Federal regulators need to streamline the process for unionization. By the time a petition for collective bargaining representation is filed, serious anti-union intimidation is in full swing, according to a new study by researchers at Cornell and Columbia universities.
The study supports a long-term effort by the National Labor Relations Board to shorten the time between filing a petition for unionization and the date when employees vote.
"The Empirical Case for Streamlining the NLRB Certification Process: The Role of Date of Unfair Labor Practice Occurrence" concludes that streamlining the union certification process will reduce employee harassment, interrogation, threats and retaliation via anti-union employer campaigns.

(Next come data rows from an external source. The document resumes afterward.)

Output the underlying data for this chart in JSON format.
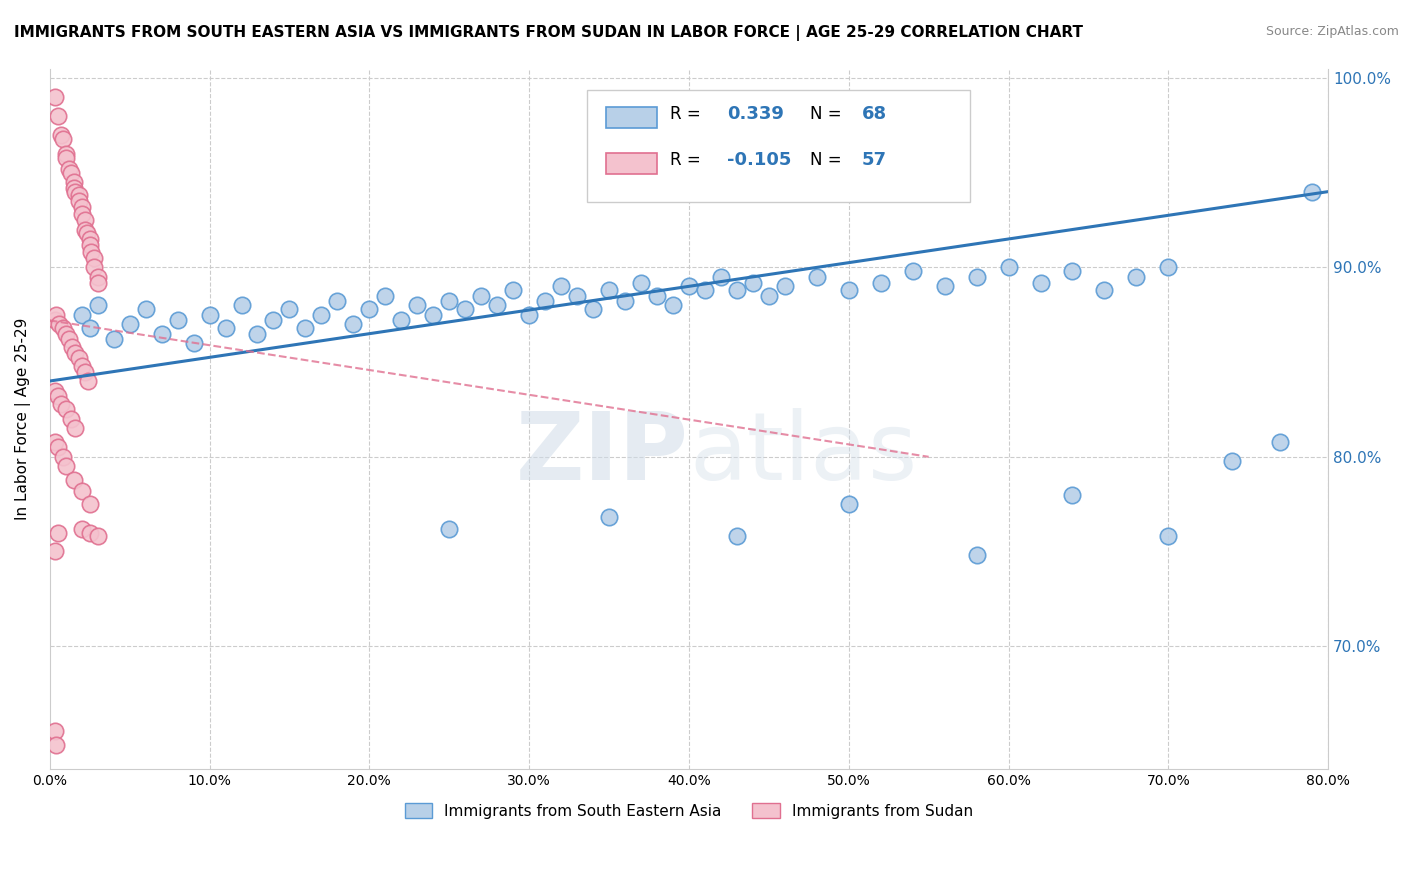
{
  "title": "IMMIGRANTS FROM SOUTH EASTERN ASIA VS IMMIGRANTS FROM SUDAN IN LABOR FORCE | AGE 25-29 CORRELATION CHART",
  "source": "Source: ZipAtlas.com",
  "ylabel": "In Labor Force | Age 25-29",
  "blue_R": 0.339,
  "blue_N": 68,
  "pink_R": -0.105,
  "pink_N": 57,
  "blue_color": "#b8d0e8",
  "blue_edge_color": "#5b9bd5",
  "blue_line_color": "#2e75b6",
  "pink_color": "#f4c2ce",
  "pink_edge_color": "#e07090",
  "pink_line_color": "#e07090",
  "legend_blue_label": "Immigrants from South Eastern Asia",
  "legend_pink_label": "Immigrants from Sudan",
  "blue_scatter_x": [
    0.02,
    0.025,
    0.03,
    0.04,
    0.05,
    0.06,
    0.07,
    0.08,
    0.09,
    0.1,
    0.11,
    0.12,
    0.13,
    0.14,
    0.15,
    0.16,
    0.17,
    0.18,
    0.19,
    0.2,
    0.21,
    0.22,
    0.23,
    0.24,
    0.25,
    0.26,
    0.27,
    0.28,
    0.29,
    0.3,
    0.31,
    0.32,
    0.33,
    0.34,
    0.35,
    0.36,
    0.37,
    0.38,
    0.39,
    0.4,
    0.41,
    0.42,
    0.43,
    0.44,
    0.45,
    0.46,
    0.48,
    0.5,
    0.52,
    0.54,
    0.56,
    0.58,
    0.6,
    0.62,
    0.64,
    0.66,
    0.68,
    0.7,
    0.25,
    0.35,
    0.43,
    0.5,
    0.58,
    0.64,
    0.7,
    0.74,
    0.77,
    0.79
  ],
  "blue_scatter_y": [
    0.875,
    0.868,
    0.88,
    0.862,
    0.87,
    0.878,
    0.865,
    0.872,
    0.86,
    0.875,
    0.868,
    0.88,
    0.865,
    0.872,
    0.878,
    0.868,
    0.875,
    0.882,
    0.87,
    0.878,
    0.885,
    0.872,
    0.88,
    0.875,
    0.882,
    0.878,
    0.885,
    0.88,
    0.888,
    0.875,
    0.882,
    0.89,
    0.885,
    0.878,
    0.888,
    0.882,
    0.892,
    0.885,
    0.88,
    0.89,
    0.888,
    0.895,
    0.888,
    0.892,
    0.885,
    0.89,
    0.895,
    0.888,
    0.892,
    0.898,
    0.89,
    0.895,
    0.9,
    0.892,
    0.898,
    0.888,
    0.895,
    0.9,
    0.762,
    0.768,
    0.758,
    0.775,
    0.748,
    0.78,
    0.758,
    0.798,
    0.808,
    0.94
  ],
  "pink_scatter_x": [
    0.003,
    0.005,
    0.007,
    0.008,
    0.01,
    0.01,
    0.012,
    0.013,
    0.015,
    0.015,
    0.016,
    0.018,
    0.018,
    0.02,
    0.02,
    0.022,
    0.022,
    0.023,
    0.025,
    0.025,
    0.026,
    0.028,
    0.028,
    0.03,
    0.03,
    0.003,
    0.004,
    0.006,
    0.008,
    0.01,
    0.012,
    0.014,
    0.016,
    0.018,
    0.02,
    0.022,
    0.024,
    0.003,
    0.005,
    0.007,
    0.01,
    0.013,
    0.016,
    0.003,
    0.005,
    0.008,
    0.01,
    0.015,
    0.02,
    0.025,
    0.003,
    0.005,
    0.02,
    0.025,
    0.03,
    0.003,
    0.004
  ],
  "pink_scatter_y": [
    0.99,
    0.98,
    0.97,
    0.968,
    0.96,
    0.958,
    0.952,
    0.95,
    0.945,
    0.942,
    0.94,
    0.938,
    0.935,
    0.932,
    0.928,
    0.925,
    0.92,
    0.918,
    0.915,
    0.912,
    0.908,
    0.905,
    0.9,
    0.895,
    0.892,
    0.872,
    0.875,
    0.87,
    0.868,
    0.865,
    0.862,
    0.858,
    0.855,
    0.852,
    0.848,
    0.845,
    0.84,
    0.835,
    0.832,
    0.828,
    0.825,
    0.82,
    0.815,
    0.808,
    0.805,
    0.8,
    0.795,
    0.788,
    0.782,
    0.775,
    0.75,
    0.76,
    0.762,
    0.76,
    0.758,
    0.655,
    0.648
  ],
  "xlim": [
    0.0,
    0.8
  ],
  "ylim": [
    0.635,
    1.005
  ],
  "blue_trend_x": [
    0.0,
    0.8
  ],
  "blue_trend_y": [
    0.84,
    0.94
  ],
  "pink_trend_x": [
    0.0,
    0.55
  ],
  "pink_trend_y": [
    0.872,
    0.8
  ],
  "watermark_zip": "ZIP",
  "watermark_atlas": "atlas",
  "bg_color": "#ffffff",
  "grid_color": "#cccccc",
  "yticks": [
    0.7,
    0.8,
    0.9,
    1.0
  ],
  "xticks": [
    0.0,
    0.1,
    0.2,
    0.3,
    0.4,
    0.5,
    0.6,
    0.7,
    0.8
  ]
}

The study was conducted by Kate Bronfenbrenner, director of the Office of Labor Education Research at the ILR School, and Dorian Warren, assistant professor at Columbia University's Department of Political Science and the School of International and Public Affairs. Bronfenbrenner and Warren found that 47 percent of serious unfair labor practice violations occur before a unionization petition is filed.
Timing matters because "employer opposition continues unabated from the first moment the union campaign goes above ground, day after day and week after week leading up to the election, and does not stop until the union has either lost the election or won a first contract," the authors write.
"This cumulative effect of constant, pervasive and intense violations by employers undermines workers' rights under the current lengthy NLRB election process," Bronfenbrenner said.
The study is published by the Institute for Social and Economic Research and Policy at Columbia University.